I Can't Sing! - It's Still a Yes From Me



It is desperately sad news that I Can’t Sing! is to close at the London Palladium in two weeks time. Sad for the company, the creatives, the producers and sad too for those audiences who were booked to see it and will now be disappointed.

I declare a very modest interest in the show. I had thoroughly enjoyed it (with a 4* review here), it’s female star Cynthia Erivo had graciously taken time away from the her demanding rehearsal schedule (and shortly before she sang for The Queen) to be interviewed by me earlier this year (linked here) and I thought that Harry Hill’s brilliantly bonkers satire was sufficiently sharp, recognisable and non-offensive, for me to have booked 30 further tickets to take our office team to see the show in June.

I Can’t Sing! is a bang up to date pantomime that brilliantly lampoons an iconic populist TV show and which has been put together with production values that are excellent and expensive. Simon Cowell is to be praised for having injected millions into developing the show, a large proportion of which will have filtered down into the economy of hard working and often underpaid talented folk. Cowell had recruited the West End’s finest for his show and on a personal level for the actors, musicians and crew, nothing can make the financial pain of job-loss any easier. Sadly t’was ever thus in the fickle cut-throat world That’s Entertainment.

No-one outside of the producers could have predicted that it would depart the massive Palladium stage so soon and with a harsh two weeks’ notice for the cast at that, but as I wrote when the show opened, the writing was on the wall for an early West End closure from day one. I Can’t Sing! is a high-grade pantomime and I struggle to understand how the business genius that is Cowell (and which has now seen him ruthlessly end the show's Palladium life) could not have foreseen that a typical family, who may be used to paying around £30 a ticket (often less for kids) to see a local panto at Christmas, would struggle with finding £67.50++ each, to see his capers in the West End – and that’s before the cost of food, travel and quite possibly accommodation. I Can’t Sing! is the right show, but in the wrong theatre and at the wrong price.

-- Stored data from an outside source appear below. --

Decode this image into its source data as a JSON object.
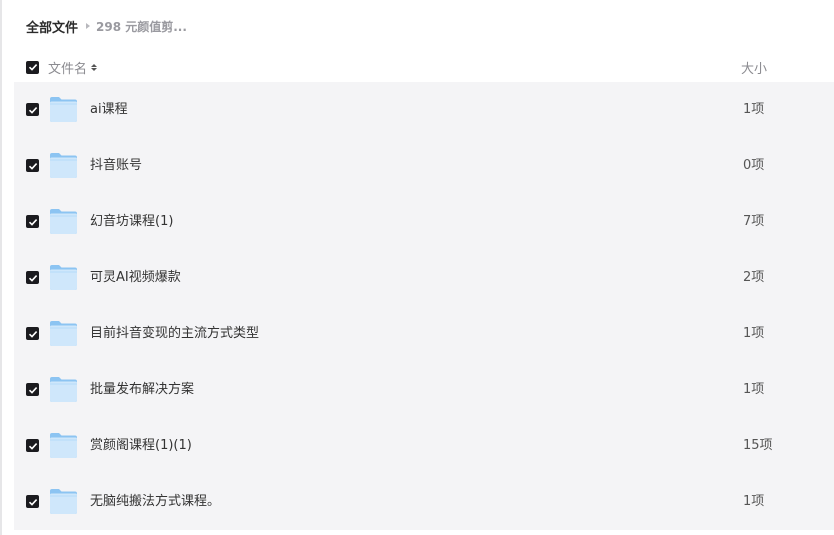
{
  "breadcrumb": {
    "root": "全部文件",
    "current": "298 元颜值剪..."
  },
  "header": {
    "name_label": "文件名",
    "size_label": "大小"
  },
  "colors": {
    "row_bg": "#f4f4f6",
    "checkbox": "#1b1b1f",
    "folder_light": "#cfe7fb",
    "folder_dark": "#8cc4f2"
  },
  "files": [
    {
      "name": "ai课程",
      "size": "1项",
      "icon": "folder-icon",
      "checked": true
    },
    {
      "name": "抖音账号",
      "size": "0项",
      "icon": "folder-icon",
      "checked": true
    },
    {
      "name": "幻音坊课程(1)",
      "size": "7项",
      "icon": "folder-icon",
      "checked": true
    },
    {
      "name": "可灵AI视频爆款",
      "size": "2项",
      "icon": "folder-icon",
      "checked": true
    },
    {
      "name": "目前抖音变现的主流方式类型",
      "size": "1项",
      "icon": "folder-icon",
      "checked": true
    },
    {
      "name": "批量发布解决方案",
      "size": "1项",
      "icon": "folder-icon",
      "checked": true
    },
    {
      "name": "赏颜阁课程(1)(1)",
      "size": "15项",
      "icon": "folder-icon",
      "checked": true
    },
    {
      "name": "无脑纯搬法方式课程。",
      "size": "1项",
      "icon": "folder-icon",
      "checked": true
    }
  ]
}
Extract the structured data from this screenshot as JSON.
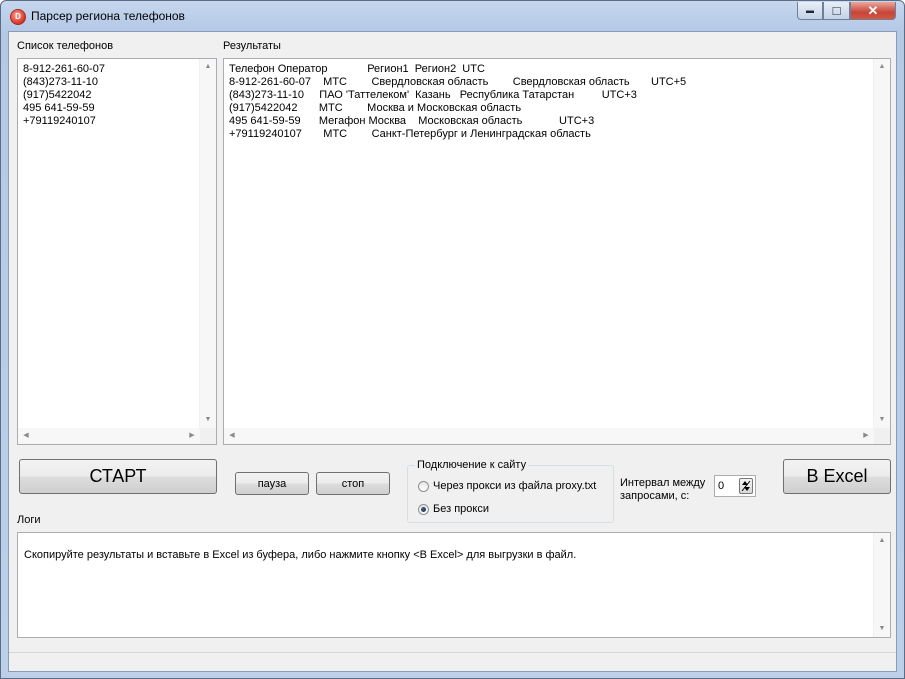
{
  "window": {
    "title": "Парсер региона телефонов",
    "icon_letter": "D",
    "minimize_glyph": "▬",
    "maximize_glyph": "□",
    "close_glyph": "✕"
  },
  "phones": {
    "label": "Список телефонов",
    "text": "8-912-261-60-07\n(843)273-11-10\n(917)5422042\n495 641-59-59\n+79119240107"
  },
  "results": {
    "label": "Результаты",
    "text": "Телефон Оператор             Регион1  Регион2  UTC\n8-912-261-60-07    МТС        Свердловская область        Свердловская область       UTC+5\n(843)273-11-10     ПАО 'Таттелеком'  Казань   Республика Татарстан         UTC+3\n(917)5422042       МТС        Москва и Московская область\n495 641-59-59      Мегафон Москва    Московская область            UTC+3\n+79119240107       МТС        Санкт-Петербург и Ленинградская область"
  },
  "controls": {
    "start_label": "СТАРТ",
    "pause_label": "пауза",
    "stop_label": "стоп",
    "excel_label": "В Excel"
  },
  "connection": {
    "title": "Подключение к сайту",
    "option_proxy": "Через прокси из файла proxy.txt",
    "option_noproxy": "Без прокси",
    "selected": "Без прокси"
  },
  "interval": {
    "label_line1": "Интервал между",
    "label_line2": "запросами, с:",
    "value": "0"
  },
  "logs": {
    "label": "Логи",
    "text": "Скопируйте результаты и вставьте в Excel из буфера, либо нажмите кнопку <В Excel> для выгрузки в файл."
  }
}
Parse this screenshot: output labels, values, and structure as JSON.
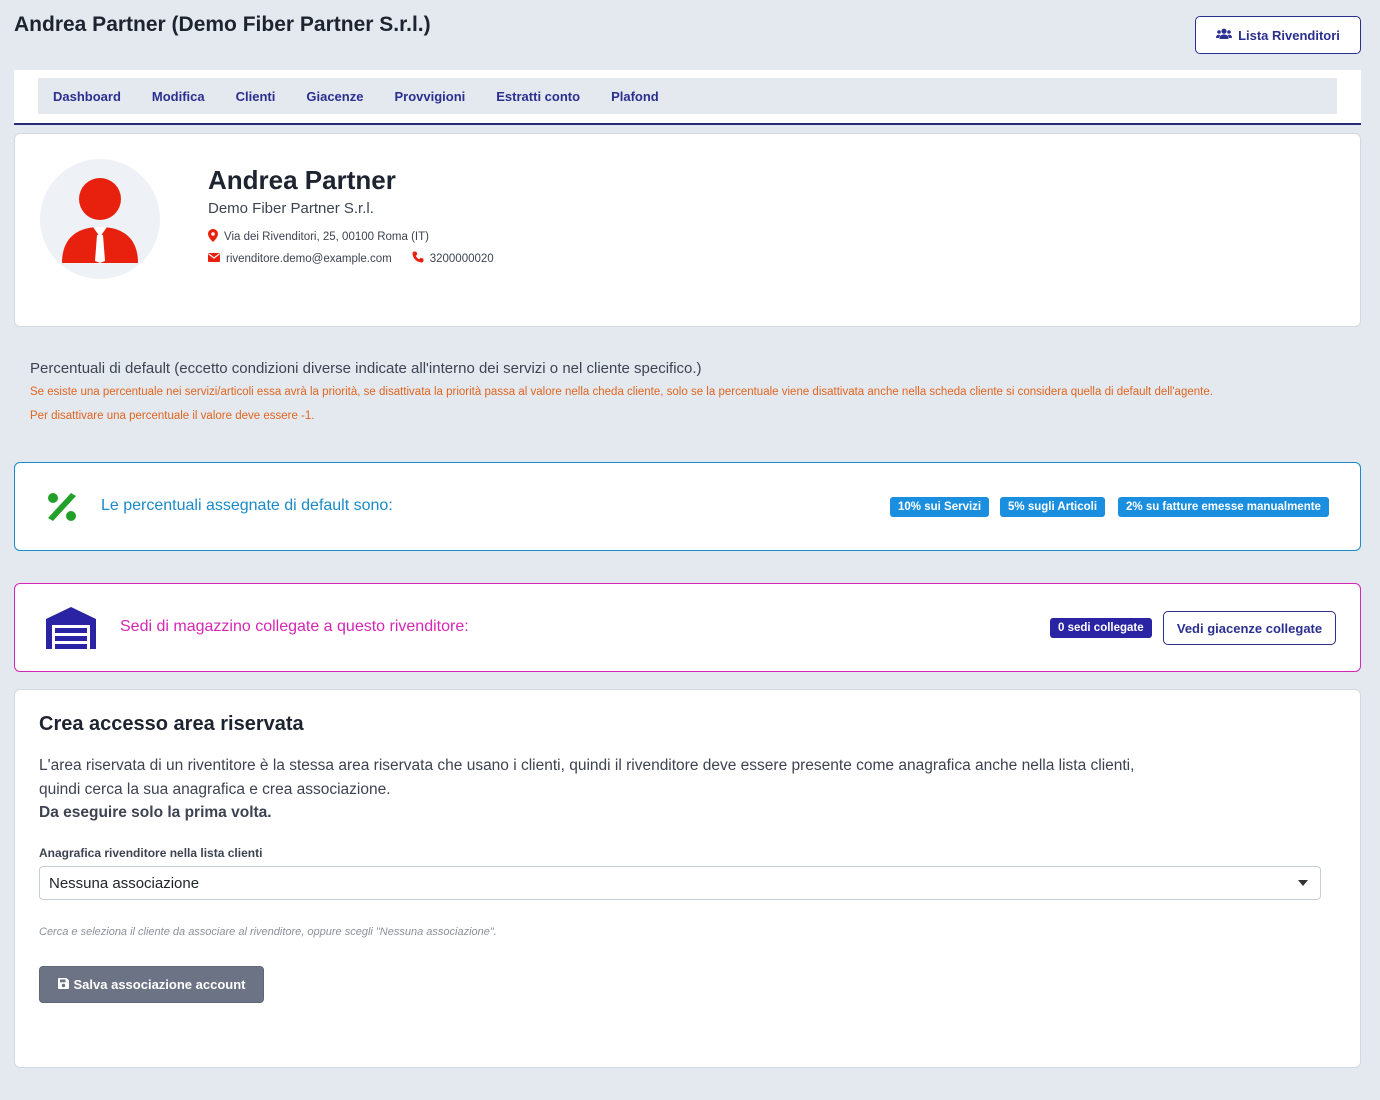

It is early days to consider a future. This production’s wounds are raw and have not even yet begun to heal, but there could and should be a further lease of life for this marvellous quirky show, at least on tour. Much of its act one scenery comprises digital projections that are at the very least transportable and it shouldn’t be beyond the ken of the talented Es Devlin to re-design her cumbersome second-half trucks to something more compact.

Erivo should still be in the running for an award for her turn as Chenice. Her take on the show’s title song was nothing less than outstanding and one can only hope that come this time next year, the Olivier judges remember that she really can sing!

And at the same time as the closing notices are mourned, we should also celebrate the fact that this show was born at all. I Can’t Sing! is madcap and innovative, yet beautifully British and assembled with world-class stagecraft. The whole production team should feel proud of their artistic creation and hope that it can be shared with a wider national audience. It’s still a Yes from me.